Surabaya (prapanca.id) – Hari Kemerdekaan RI adalah momentum yang tepat untuk merefleksikan kembali makna kebebasan berpendapat, termasuk di dalamnya adalah kemerdekaan pers. Menurut Riesta Ayu Oktarina, pemerhati media dari Stikosa AWS, hari kemerdekaan sayangnya belum linier dengan kemerdekaan pers.
“Kemerdekaan pers adalah pilar penting dalam sebuah demokrasi. Dengan adanya pers yang bebas dan bertanggung jawab, masyarakat dapat memperoleh informasi yang akurat dan berimbang, sehingga dapat berpartisipasi secara aktif dalam kehidupan berbangsa dan bernegara,” terang Riesta di Kampus Stikosa AWS, Sabtu (17/8/2024).
Kemerdekaan pers, lanjutnya, tentu bukan berarti bebas untuk menyebarkan informasi yang salah atau fitnah. Setiap individu dan media memiliki tanggung jawab untuk menjaga etika jurnalistik dan menghormati hak-hak orang lain.

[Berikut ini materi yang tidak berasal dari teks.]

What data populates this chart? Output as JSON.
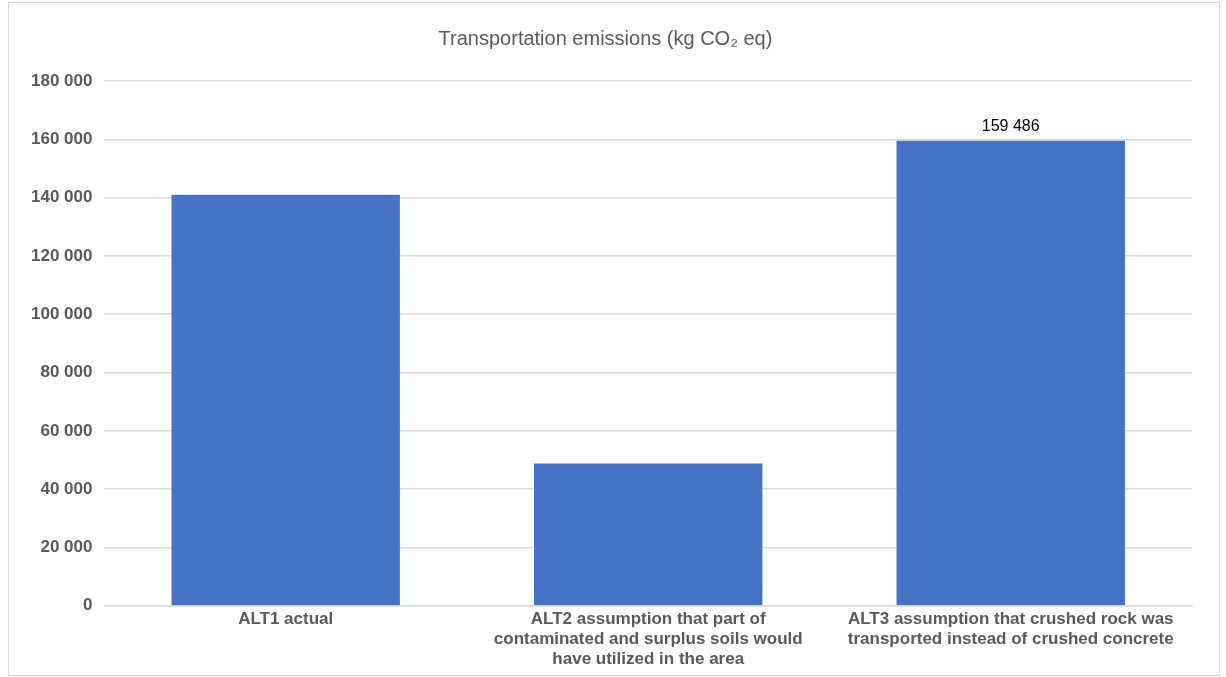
{
  "chart_data": {
    "type": "bar",
    "title": "Transportation emissions (kg CO₂ eq)",
    "categories": [
      "ALT1 actual",
      "ALT2 assumption that part of contaminated and surplus soils would have utilized in the area",
      "ALT3 assumption that crushed rock was transported instead of crushed concrete"
    ],
    "values": [
      141000,
      48800,
      159486
    ],
    "color": "#4472c4",
    "value_labels": [
      null,
      null,
      "159 486"
    ],
    "ylim": [
      0,
      180000
    ],
    "yticks": [
      {
        "value": 0,
        "label": "0"
      },
      {
        "value": 20000,
        "label": "20 000"
      },
      {
        "value": 40000,
        "label": "40 000"
      },
      {
        "value": 60000,
        "label": "60 000"
      },
      {
        "value": 80000,
        "label": "80 000"
      },
      {
        "value": 100000,
        "label": "100 000"
      },
      {
        "value": 120000,
        "label": "120 000"
      },
      {
        "value": 140000,
        "label": "140 000"
      },
      {
        "value": 160000,
        "label": "160 000"
      },
      {
        "value": 180000,
        "label": "180 000"
      }
    ],
    "grid": "y",
    "legend": false
  }
}
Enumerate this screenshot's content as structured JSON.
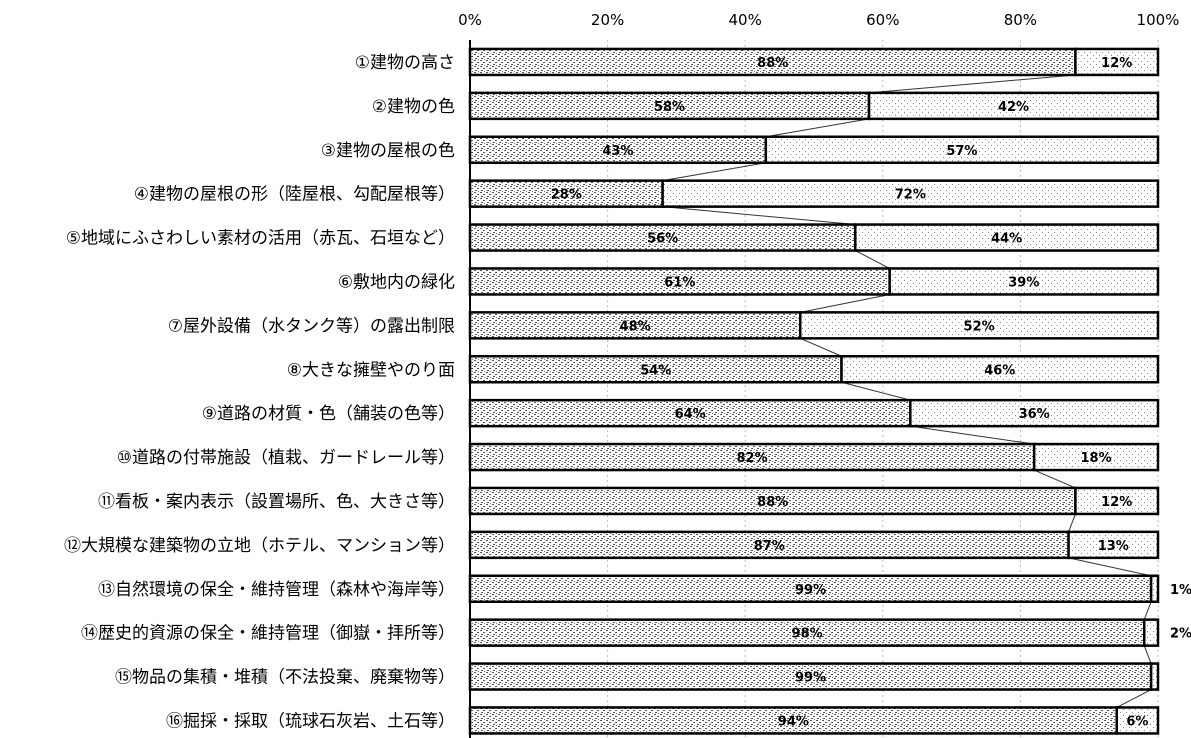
{
  "chart_data": {
    "type": "bar",
    "orientation": "horizontal",
    "stacked": "100%",
    "xlim": [
      0,
      100
    ],
    "x_ticks": [
      "0%",
      "20%",
      "40%",
      "60%",
      "80%",
      "100%"
    ],
    "grid": true,
    "categories": [
      "①建物の高さ",
      "②建物の色",
      "③建物の屋根の色",
      "④建物の屋根の形（陸屋根、勾配屋根等）",
      "⑤地域にふさわしい素材の活用（赤瓦、石垣など）",
      "⑥敷地内の緑化",
      "⑦屋外設備（水タンク等）の露出制限",
      "⑧大きな擁壁やのり面",
      "⑨道路の材質・色（舗装の色等）",
      "⑩道路の付帯施設（植栽、ガードレール等）",
      "⑪看板・案内表示（設置場所、色、大きさ等）",
      "⑫大規模な建築物の立地（ホテル、マンション等）",
      "⑬自然環境の保全・維持管理（森林や海岸等）",
      "⑭歴史的資源の保全・維持管理（御嶽・拝所等）",
      "⑮物品の集積・堆積（不法投棄、廃棄物等）",
      "⑯掘採・採取（琉球石灰岩、土石等）"
    ],
    "series": [
      {
        "values": [
          88,
          58,
          43,
          28,
          56,
          61,
          48,
          54,
          64,
          82,
          88,
          87,
          99,
          98,
          99,
          94
        ],
        "labels": [
          "88%",
          "58%",
          "43%",
          "28%",
          "56%",
          "61%",
          "48%",
          "54%",
          "64%",
          "82%",
          "88%",
          "87%",
          "99%",
          "98%",
          "99%",
          "94%"
        ],
        "color": "#cfcfcf"
      },
      {
        "values": [
          12,
          42,
          57,
          72,
          44,
          39,
          52,
          46,
          36,
          18,
          12,
          13,
          1,
          2,
          1,
          6
        ],
        "labels": [
          "12%",
          "42%",
          "57%",
          "72%",
          "44%",
          "39%",
          "52%",
          "46%",
          "36%",
          "18%",
          "12%",
          "13%",
          "1%",
          "2%",
          "",
          "6%"
        ],
        "color": "#eeeeee"
      }
    ]
  }
}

“Kita masih melihat, beberapa kasus kekerasan terhadap wartawan dan lembaga media, masih terjadi. Kondisi ini diperburuk dengan pembungkaman bahkan penghambatan distribusi informasi. Ini merupakan masalah serius yang perlu mendapatkan perhatian lebih dari kita semua,” tegas Kaprodi Ilmu Komunikasi Stikosa AWS ini.

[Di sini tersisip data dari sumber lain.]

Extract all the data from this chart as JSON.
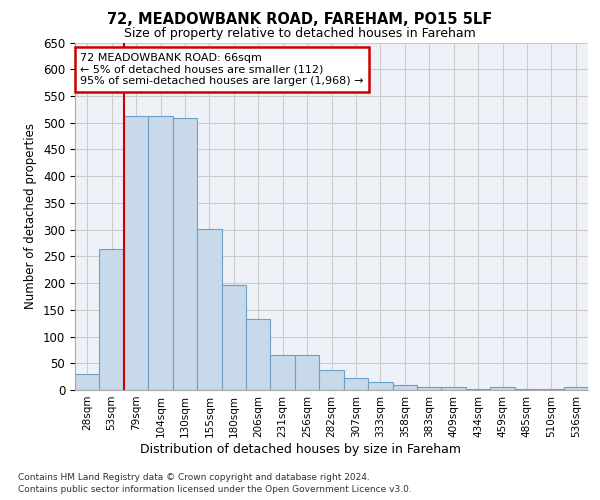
{
  "title1": "72, MEADOWBANK ROAD, FAREHAM, PO15 5LF",
  "title2": "Size of property relative to detached houses in Fareham",
  "xlabel": "Distribution of detached houses by size in Fareham",
  "ylabel": "Number of detached properties",
  "categories": [
    "28sqm",
    "53sqm",
    "79sqm",
    "104sqm",
    "130sqm",
    "155sqm",
    "180sqm",
    "206sqm",
    "231sqm",
    "256sqm",
    "282sqm",
    "307sqm",
    "333sqm",
    "358sqm",
    "383sqm",
    "409sqm",
    "434sqm",
    "459sqm",
    "485sqm",
    "510sqm",
    "536sqm"
  ],
  "values": [
    30,
    263,
    513,
    512,
    508,
    302,
    196,
    132,
    65,
    65,
    37,
    22,
    15,
    9,
    6,
    5,
    2,
    5,
    2,
    2,
    5
  ],
  "bar_color": "#c8d9ea",
  "bar_edge_color": "#6ca0c8",
  "annotation_text": "72 MEADOWBANK ROAD: 66sqm\n← 5% of detached houses are smaller (112)\n95% of semi-detached houses are larger (1,968) →",
  "annotation_box_color": "#ffffff",
  "annotation_box_edge": "#cc0000",
  "vline_color": "#cc0000",
  "vline_x": 1.52,
  "ylim": [
    0,
    650
  ],
  "yticks": [
    0,
    50,
    100,
    150,
    200,
    250,
    300,
    350,
    400,
    450,
    500,
    550,
    600,
    650
  ],
  "grid_color": "#cccccc",
  "background_color": "#eef2f8",
  "footer1": "Contains HM Land Registry data © Crown copyright and database right 2024.",
  "footer2": "Contains public sector information licensed under the Open Government Licence v3.0."
}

Beberapa peristiwa yang menjadi perhatian Riesta, antara lain, kasus kebakaran yang menewaskan wartawan di Kabupaten Karo, Sumatra Utara. Kemudian aksi kekerasan yang dilakukan sejumlah orang pendukung eks Menteri Pertanian (Mentan) Syahrul Yasin Limpo (SYL) terhadap wartawan saat menjalankan tugasnya, hingga tindak kekerasan yang dialami jurnalis oleh prajurit TNI-AL yang bertugas di Kabupaten Halmahera Selatan.
Kondisi ini, kata Riesta, diperburuk dengan upaya-upaya untuk menghambat distribusi informasi. Seperti yang dialami Majalah Tempo yang hilang di pasar, hingga dugaan gangguan security terhadap portal berita yang memberitakan kasus tertentu.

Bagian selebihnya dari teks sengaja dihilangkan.